Whenever anything terrible has happened in my life I have invariably played out that moment many times in my head. The second the phone call came, the second I knew something to be a lie instead of the truth, or the second someone was alive and then they weren't. I think this is a natural response to any level of trauma. What I find I dwell on just as much though is the moment before.

Any significant event that occurs in your life is almost like a brand. It permeates your skin until it becomes a part of you; ever-present almost like an old friend you can't imagine your life without. It has always been this way hasn't it? No, there was that moment before it happened when you swam in a sea of concerns that seem so trivial now. At the same time that you abhor the ridiculous worries that governed your life {What do you mean you don't have this shoe in my size......He called {yeah!} but I have to wait at least 4 hours before I call him back kind of crap} you long for them.

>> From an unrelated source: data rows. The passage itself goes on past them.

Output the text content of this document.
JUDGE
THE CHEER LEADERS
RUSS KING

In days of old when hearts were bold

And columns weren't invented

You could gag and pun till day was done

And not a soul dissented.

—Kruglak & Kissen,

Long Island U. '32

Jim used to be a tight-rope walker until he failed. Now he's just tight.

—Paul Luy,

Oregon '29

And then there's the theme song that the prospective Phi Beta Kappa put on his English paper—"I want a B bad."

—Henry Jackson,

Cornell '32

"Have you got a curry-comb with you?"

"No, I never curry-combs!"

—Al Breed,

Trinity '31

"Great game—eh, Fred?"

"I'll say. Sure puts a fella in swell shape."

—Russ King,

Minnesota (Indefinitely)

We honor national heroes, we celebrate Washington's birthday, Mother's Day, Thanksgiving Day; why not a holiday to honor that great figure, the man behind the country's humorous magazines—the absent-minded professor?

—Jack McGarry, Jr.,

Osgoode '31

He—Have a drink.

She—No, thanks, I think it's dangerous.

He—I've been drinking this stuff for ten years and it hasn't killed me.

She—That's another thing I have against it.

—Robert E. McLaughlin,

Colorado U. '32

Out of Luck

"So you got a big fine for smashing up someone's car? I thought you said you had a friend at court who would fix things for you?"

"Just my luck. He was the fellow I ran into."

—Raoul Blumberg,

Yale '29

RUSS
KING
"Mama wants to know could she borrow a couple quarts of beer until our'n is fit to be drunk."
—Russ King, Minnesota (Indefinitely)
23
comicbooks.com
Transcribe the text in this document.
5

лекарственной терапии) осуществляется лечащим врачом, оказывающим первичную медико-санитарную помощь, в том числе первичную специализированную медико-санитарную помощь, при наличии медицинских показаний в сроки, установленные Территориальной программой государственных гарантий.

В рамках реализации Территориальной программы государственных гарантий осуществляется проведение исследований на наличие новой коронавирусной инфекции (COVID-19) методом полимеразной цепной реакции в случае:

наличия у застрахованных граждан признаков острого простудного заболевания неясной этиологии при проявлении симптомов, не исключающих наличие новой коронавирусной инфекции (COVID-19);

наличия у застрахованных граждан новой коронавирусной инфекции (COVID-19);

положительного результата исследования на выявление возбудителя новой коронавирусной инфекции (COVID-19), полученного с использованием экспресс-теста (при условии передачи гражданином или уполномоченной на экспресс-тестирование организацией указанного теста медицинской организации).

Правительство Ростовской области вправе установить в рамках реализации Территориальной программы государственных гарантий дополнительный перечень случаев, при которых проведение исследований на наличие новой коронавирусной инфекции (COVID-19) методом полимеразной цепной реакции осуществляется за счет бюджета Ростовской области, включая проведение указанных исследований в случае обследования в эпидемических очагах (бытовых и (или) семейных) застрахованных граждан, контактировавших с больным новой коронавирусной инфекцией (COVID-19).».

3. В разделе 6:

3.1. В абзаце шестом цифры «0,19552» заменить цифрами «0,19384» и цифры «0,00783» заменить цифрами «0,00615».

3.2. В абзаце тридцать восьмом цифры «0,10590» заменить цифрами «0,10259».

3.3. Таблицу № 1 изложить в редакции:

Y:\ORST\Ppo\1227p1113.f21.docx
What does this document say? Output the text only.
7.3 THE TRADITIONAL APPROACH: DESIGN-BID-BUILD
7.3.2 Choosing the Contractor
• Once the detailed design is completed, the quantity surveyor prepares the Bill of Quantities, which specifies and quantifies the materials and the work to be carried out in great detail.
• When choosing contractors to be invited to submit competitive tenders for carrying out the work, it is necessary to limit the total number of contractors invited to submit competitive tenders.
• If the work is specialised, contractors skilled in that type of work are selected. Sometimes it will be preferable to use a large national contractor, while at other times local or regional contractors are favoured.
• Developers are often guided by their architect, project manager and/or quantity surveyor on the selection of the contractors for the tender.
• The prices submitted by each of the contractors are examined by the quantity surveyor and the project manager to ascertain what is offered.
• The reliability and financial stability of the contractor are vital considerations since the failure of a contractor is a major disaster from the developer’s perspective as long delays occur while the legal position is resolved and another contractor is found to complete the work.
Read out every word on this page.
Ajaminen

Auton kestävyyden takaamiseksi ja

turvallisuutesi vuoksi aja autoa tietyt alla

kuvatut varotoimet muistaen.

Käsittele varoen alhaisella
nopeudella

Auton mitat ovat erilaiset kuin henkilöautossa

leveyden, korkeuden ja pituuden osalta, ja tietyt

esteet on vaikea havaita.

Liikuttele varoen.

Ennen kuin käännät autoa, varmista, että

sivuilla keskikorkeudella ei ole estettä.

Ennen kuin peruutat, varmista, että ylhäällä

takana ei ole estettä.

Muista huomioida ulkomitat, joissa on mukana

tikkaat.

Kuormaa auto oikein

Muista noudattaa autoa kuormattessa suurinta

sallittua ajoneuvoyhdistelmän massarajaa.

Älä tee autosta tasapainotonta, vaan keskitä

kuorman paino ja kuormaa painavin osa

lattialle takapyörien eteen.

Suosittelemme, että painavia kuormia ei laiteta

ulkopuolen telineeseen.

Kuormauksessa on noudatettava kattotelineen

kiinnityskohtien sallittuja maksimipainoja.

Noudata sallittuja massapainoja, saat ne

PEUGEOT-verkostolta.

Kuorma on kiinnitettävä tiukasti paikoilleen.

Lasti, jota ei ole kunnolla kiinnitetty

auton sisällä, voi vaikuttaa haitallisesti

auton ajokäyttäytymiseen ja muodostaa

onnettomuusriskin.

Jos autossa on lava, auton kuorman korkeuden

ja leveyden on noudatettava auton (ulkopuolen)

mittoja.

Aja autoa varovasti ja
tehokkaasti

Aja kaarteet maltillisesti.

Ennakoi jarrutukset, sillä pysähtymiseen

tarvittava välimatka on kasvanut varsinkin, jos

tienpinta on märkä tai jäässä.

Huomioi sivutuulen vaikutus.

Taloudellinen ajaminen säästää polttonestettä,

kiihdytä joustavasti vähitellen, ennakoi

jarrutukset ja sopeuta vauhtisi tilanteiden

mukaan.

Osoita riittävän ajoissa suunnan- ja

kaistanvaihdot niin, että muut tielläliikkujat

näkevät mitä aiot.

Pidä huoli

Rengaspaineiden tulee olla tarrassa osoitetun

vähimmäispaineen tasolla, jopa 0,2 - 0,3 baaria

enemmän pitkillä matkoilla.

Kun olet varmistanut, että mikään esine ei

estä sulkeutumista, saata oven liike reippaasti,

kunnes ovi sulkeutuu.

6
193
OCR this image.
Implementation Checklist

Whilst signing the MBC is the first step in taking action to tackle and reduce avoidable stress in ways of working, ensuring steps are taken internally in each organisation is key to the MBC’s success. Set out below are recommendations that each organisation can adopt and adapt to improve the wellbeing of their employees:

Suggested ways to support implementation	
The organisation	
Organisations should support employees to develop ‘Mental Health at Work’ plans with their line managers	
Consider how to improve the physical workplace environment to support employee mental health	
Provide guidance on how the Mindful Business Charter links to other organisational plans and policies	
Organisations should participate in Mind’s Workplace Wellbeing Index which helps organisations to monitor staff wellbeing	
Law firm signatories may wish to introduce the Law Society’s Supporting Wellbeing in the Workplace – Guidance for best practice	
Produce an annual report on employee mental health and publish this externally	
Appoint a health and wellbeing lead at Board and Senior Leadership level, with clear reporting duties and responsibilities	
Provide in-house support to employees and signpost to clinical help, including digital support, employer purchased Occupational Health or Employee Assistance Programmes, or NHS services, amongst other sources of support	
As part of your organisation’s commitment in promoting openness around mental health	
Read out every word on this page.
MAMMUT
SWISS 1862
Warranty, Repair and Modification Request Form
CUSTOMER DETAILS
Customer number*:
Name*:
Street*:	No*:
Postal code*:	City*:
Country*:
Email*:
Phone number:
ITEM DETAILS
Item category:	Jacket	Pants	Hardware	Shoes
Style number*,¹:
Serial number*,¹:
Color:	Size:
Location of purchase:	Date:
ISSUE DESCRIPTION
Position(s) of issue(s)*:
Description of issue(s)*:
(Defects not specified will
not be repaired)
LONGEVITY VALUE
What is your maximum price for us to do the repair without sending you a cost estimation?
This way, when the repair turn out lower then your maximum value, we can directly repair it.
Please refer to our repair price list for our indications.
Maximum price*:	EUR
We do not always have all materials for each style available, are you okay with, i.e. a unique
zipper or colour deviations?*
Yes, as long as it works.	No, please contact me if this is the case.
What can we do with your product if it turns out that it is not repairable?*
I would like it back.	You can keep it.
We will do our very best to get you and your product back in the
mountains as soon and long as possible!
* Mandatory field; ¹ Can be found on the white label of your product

I do not pretend to understand on any level what the people involved in the Boston bombings are going through. Frankly any horrible event in my life, while traumatic to me, pales in comparison. But I do know that once their lives settle and they allow themselves to be comforted instead of frightened by memories, they will remember the last moment of what will seem like a different life. The moment before.

Each person will view that moment differently. Some will see it as a representation of all that was taken from them. Some will use it to inspire others to appreciate what they have, because it could be lost in an instant. We have heard inspiring tales already over the past days that remind us of the capacity for selflessness I think we all hold inside us. If only we could keep that knowledge close so that small daily acts, not just isolated heroic feats, could inspire the use of it.

No doubt we will find out in some capacity who is responsible for the bombings and I'm sure we'll be notified via Twitter before the President has even been properly briefed. This is a reality, both good and bad, that we live with today.

What I hope most is that the moment before this happened can become a monument to the resilience of the moment after. I hope that on a sunny April day in Boston in the not too distant future thousands of runners will again cross the finish line and be greeted by the cheers of their loved ones. I hope that a beautiful city, so rich in history and American grandeur, can once again celebrate one of the things that makes it great. I will now hope for the moment after.